I have written a book on goal setting. I am now in the editing process. As I edit, I will post most of the book here, for free. This is from the introduction.
If you do not know me, I should warn you. I am the teacher in the best-selling series Visual Latin.
There will be a bit of Latin in this book. I can’t help it. Latin is the source of much of the English language. I see it everywhere. I am a Latin teacher. I can’t help it.
So, here we go. Here comes a little Latin.
Our English word potential comes from the Latin word for power.
The Latin word is potens.
From potens, English also gets the words potent (powerful), impotent (no power), and potency (the level of power).
The definitions in parentheses are quick and easy definitions, by the way. If you look these words up in a dictionary, you will find more. Since is a book on goal-setting and since it is not a dictionary, I will play fast and loose with some definitions.
Back to potens.
We also get the word potential from the Latin word potens.
At some point in your life, you may have heard someone say, “You are not living up to your full potential.”
If you have heard this statement before, it probably stung a little. You may have felt insulted.
It wasn’t an insult.
If someone tells you that you are not living up to your full potential, they are complimenting you.
The person is telling you they see something in you. They see power. They see potential. They see potens.
I believe all of us have more potential than we use. I believe most of us go through life in first gear when we could easily shift into second, third, fourth, or fifth gear.
The trouble is, most of us don’t know how to shift into the higher gears.
I know. I spent most of my early career in first gear. I never gave my potential much thought. I thought I had maxed out. I was wrong.
When I learned to set goals, I shifted into the higher gears. I picked up speed. Lots of speed.
You can too. You have the potential. You have the power.
Setting goals will unleash your potential.
You can change. You simply must be willing to change.
We can all do that.
Here is how to tap into your power.
Forget about proving yourself.
Instead, Focus on improving yourself.
Do you see the difference?
If you focus on proving yourself to others, you will become discouraged easily. You will depend on the approval of others. You may say things like, “I failed.” “I didn’t make it.” “I can’t do this.” “I’ll never succeed.” “I’ll never figure this out.” “I’ll never catch up with everyone else.”
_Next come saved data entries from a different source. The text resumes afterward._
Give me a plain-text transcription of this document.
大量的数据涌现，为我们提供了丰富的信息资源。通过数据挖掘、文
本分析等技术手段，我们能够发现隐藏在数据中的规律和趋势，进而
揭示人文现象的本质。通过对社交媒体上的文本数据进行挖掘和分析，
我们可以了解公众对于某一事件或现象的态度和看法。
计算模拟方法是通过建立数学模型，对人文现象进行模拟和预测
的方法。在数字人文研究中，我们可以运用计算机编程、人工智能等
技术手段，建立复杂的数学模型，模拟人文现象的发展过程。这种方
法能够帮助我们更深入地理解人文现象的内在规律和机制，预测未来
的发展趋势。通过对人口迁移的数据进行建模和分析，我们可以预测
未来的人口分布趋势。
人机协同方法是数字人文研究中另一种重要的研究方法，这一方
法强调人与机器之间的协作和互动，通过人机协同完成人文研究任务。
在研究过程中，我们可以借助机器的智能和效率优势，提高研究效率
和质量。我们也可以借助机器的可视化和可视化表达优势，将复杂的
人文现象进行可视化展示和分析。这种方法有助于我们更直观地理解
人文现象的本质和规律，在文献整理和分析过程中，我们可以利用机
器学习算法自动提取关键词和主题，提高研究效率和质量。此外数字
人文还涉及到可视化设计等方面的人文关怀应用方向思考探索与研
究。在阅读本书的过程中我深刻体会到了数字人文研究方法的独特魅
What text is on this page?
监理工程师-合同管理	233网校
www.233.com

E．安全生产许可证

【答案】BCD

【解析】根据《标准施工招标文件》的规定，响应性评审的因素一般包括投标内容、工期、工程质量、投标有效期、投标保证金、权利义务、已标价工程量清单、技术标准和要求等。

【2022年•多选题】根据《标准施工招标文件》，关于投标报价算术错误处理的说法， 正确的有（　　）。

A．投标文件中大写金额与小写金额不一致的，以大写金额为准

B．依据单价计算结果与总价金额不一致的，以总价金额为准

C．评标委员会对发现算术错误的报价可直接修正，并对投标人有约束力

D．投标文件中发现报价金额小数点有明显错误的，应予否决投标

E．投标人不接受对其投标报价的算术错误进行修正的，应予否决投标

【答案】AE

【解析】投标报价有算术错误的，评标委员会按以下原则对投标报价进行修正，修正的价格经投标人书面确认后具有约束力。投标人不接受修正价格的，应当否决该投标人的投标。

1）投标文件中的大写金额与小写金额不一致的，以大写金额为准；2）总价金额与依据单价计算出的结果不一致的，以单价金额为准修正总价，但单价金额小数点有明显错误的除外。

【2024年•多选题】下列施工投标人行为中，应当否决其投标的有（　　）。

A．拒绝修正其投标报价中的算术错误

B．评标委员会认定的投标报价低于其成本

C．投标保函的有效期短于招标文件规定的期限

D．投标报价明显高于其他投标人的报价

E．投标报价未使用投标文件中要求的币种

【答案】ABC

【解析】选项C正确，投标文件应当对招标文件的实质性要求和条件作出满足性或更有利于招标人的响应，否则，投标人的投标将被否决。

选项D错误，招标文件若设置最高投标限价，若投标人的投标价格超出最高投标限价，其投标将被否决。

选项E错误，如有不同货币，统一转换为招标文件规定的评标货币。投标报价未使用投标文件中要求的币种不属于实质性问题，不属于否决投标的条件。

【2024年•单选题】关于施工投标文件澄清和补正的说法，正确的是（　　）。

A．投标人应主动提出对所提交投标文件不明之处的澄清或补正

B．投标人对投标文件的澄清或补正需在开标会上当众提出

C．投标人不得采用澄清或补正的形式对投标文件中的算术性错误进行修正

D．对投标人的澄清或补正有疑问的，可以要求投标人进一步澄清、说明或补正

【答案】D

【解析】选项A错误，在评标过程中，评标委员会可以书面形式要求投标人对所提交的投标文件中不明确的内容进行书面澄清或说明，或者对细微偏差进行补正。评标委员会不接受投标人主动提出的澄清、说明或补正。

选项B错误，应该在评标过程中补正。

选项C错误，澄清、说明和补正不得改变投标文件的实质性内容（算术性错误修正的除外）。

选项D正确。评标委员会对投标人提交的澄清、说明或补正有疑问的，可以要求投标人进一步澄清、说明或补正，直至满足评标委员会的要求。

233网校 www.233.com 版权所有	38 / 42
But, if you focus on improving yourself, you will say things like, “I can do this.” “I can learn this.” “I am getting better at this.”
I teach online.
I “teach” Latin, Spanish, French, and German. Sometimes I “teach” Greek and Italian.
I don’t have a college degree in the languages I teach.
I never went to college to learn these languages.
I am not an academically educated expert.
Instead, I am improving. Constantly improving. Publicly.
I do not focus on proving myself. I focus on improving.
I do not focus on getting people to notice how good I am at languages. Quite the opposite, in fact. I am willing to be embarrassingly bad at languages. Publicly.
Put another way, I do not focus on being good at languages. I focus on getting good at languages. There is a difference.
In the book Succeed: How to Hit our Goals by Heidi Halverson, we read this:
“When we focus on getting better, we take difficulty in stride — using our experiences to fuel our improvement. People who pursue growth often turn in the best performances because they are far more resilient in the face of challenges.
When your goal is to get better rather than to be good, you tend to enjoy what you’re doing more and find it more interesting. You anticipate the journey as much as the destination.”
When you set goals, make sure are focused on getting better.
Eventually, you will be good at whatever it is you tackle.
Until that day comes, focus on improvement.
Forget being good. Focus on getting good.